Very Disappointed In Myself... :(
I am so very disappointed in myself. I was so excited to start this journey when I had my surgery back in December. Once I got past the "scared" zone of thinking anything I ate off of the meal plan would make me explode and ruin my surgery, I find I am slipping back into bad patterns. I am certainly not eating as much and I started off with such great intentions....they actually stuck for awhile. I have gone from absolutely no carbs to having small amounts of pasta, Subway sandwiches, rice crackers, Chipotle burrito bowls, Panda Express and high carb soups. I just keep moving in the wrong direction!
What is wrong with me? My weight is on a rollar coaster and at the end of the month, I am LUCKY to have lost 5-6 lbs for the month. I know our weight fluctuates, but how can a person weigh 9 more pounds on Monday than they did on Friday? I was around 1500 calories a day and walked 3 miles a day both Saturday and Sunday, so what is wrong with this picture?

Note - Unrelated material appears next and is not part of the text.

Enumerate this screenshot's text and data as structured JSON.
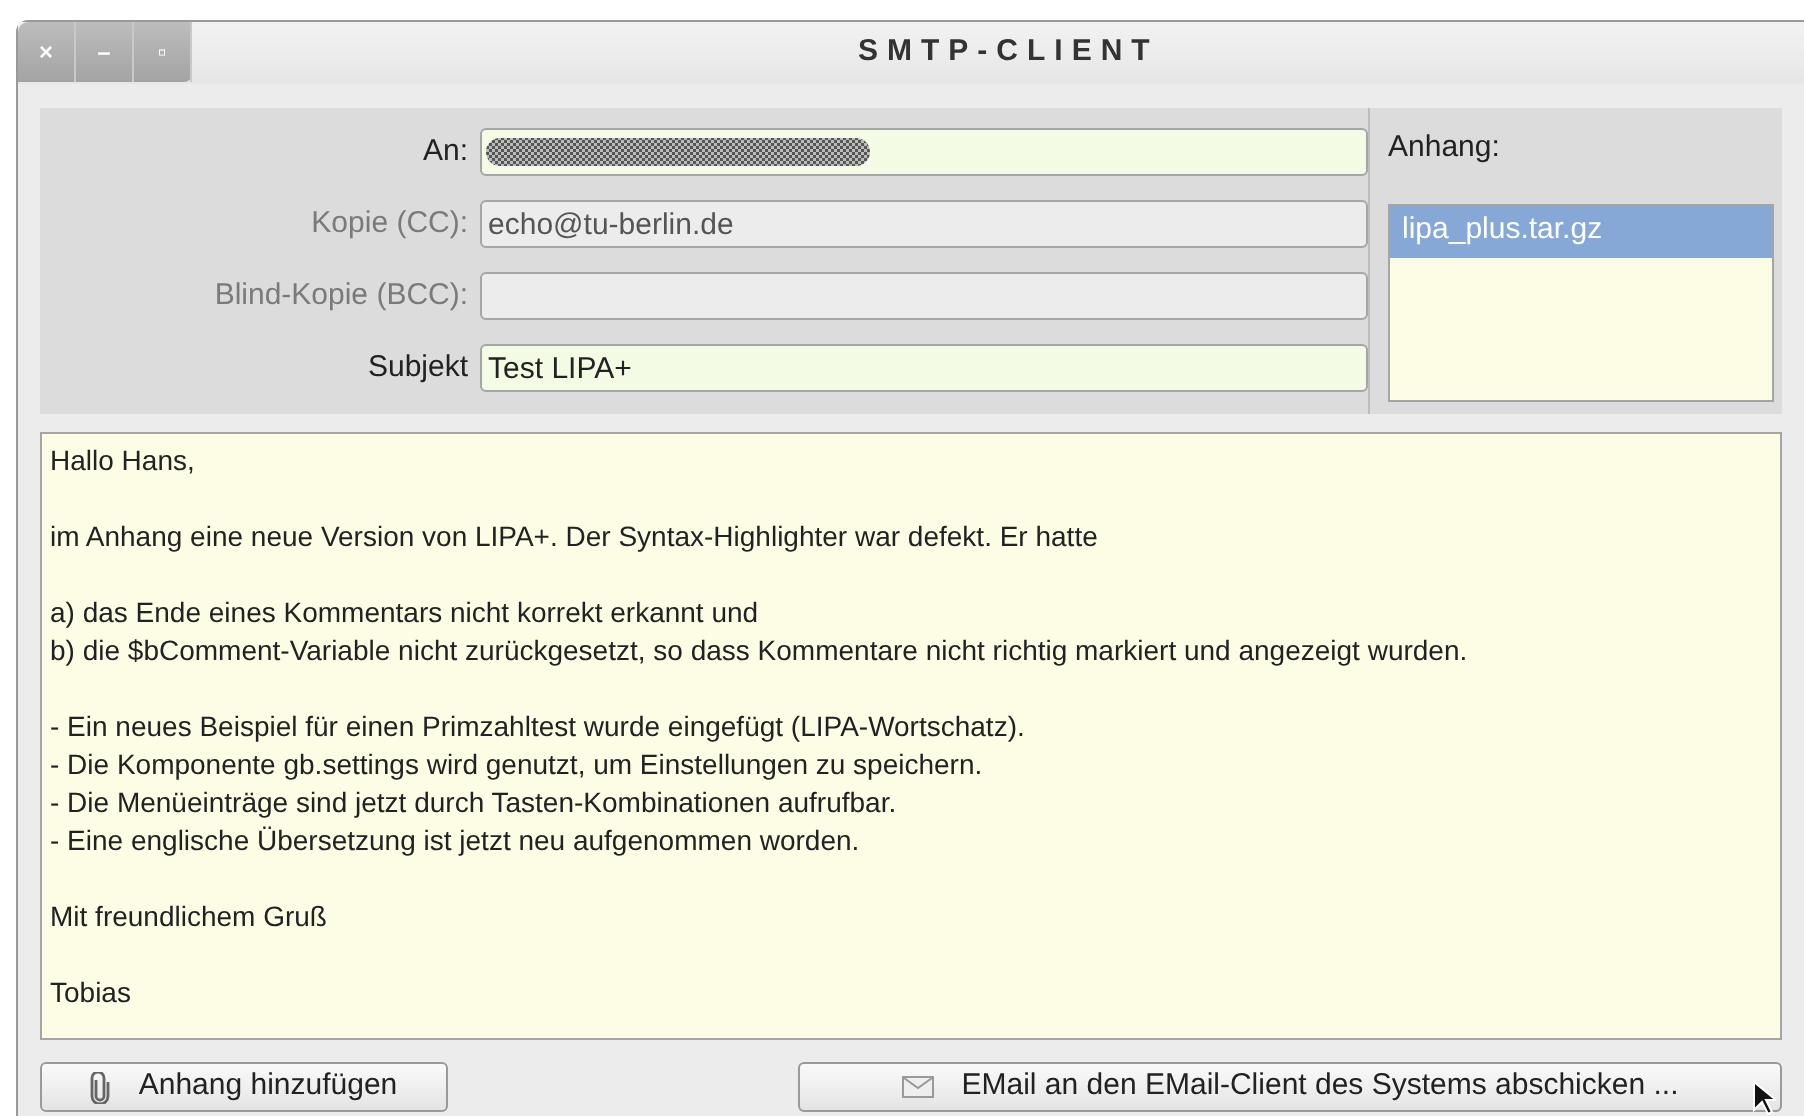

I am so very disappointed in myself for now trying to cheat the band. All I am doing is cheating myself. How can I do this? How can I fall back into the same bad eating and drinking patterns that put me here? I am 291 - wait that was Friday.... Today I am 296 and have a very long journey ahead of me and I am already failing. This is just like my "old" life.... I know what I am supposed to do, to eat, to think.... but I just don't do it.
I also have 5.5 cc's in a 10 cc band and do not feel the restriction much. I know I am eating too much, but I haven't felt the uncomfortable feeling of fullness or any vomiting. My next fill appointment is 3/22, maybe the additional fluid will help me??? I need help. I really need to help myself. What can't I do that?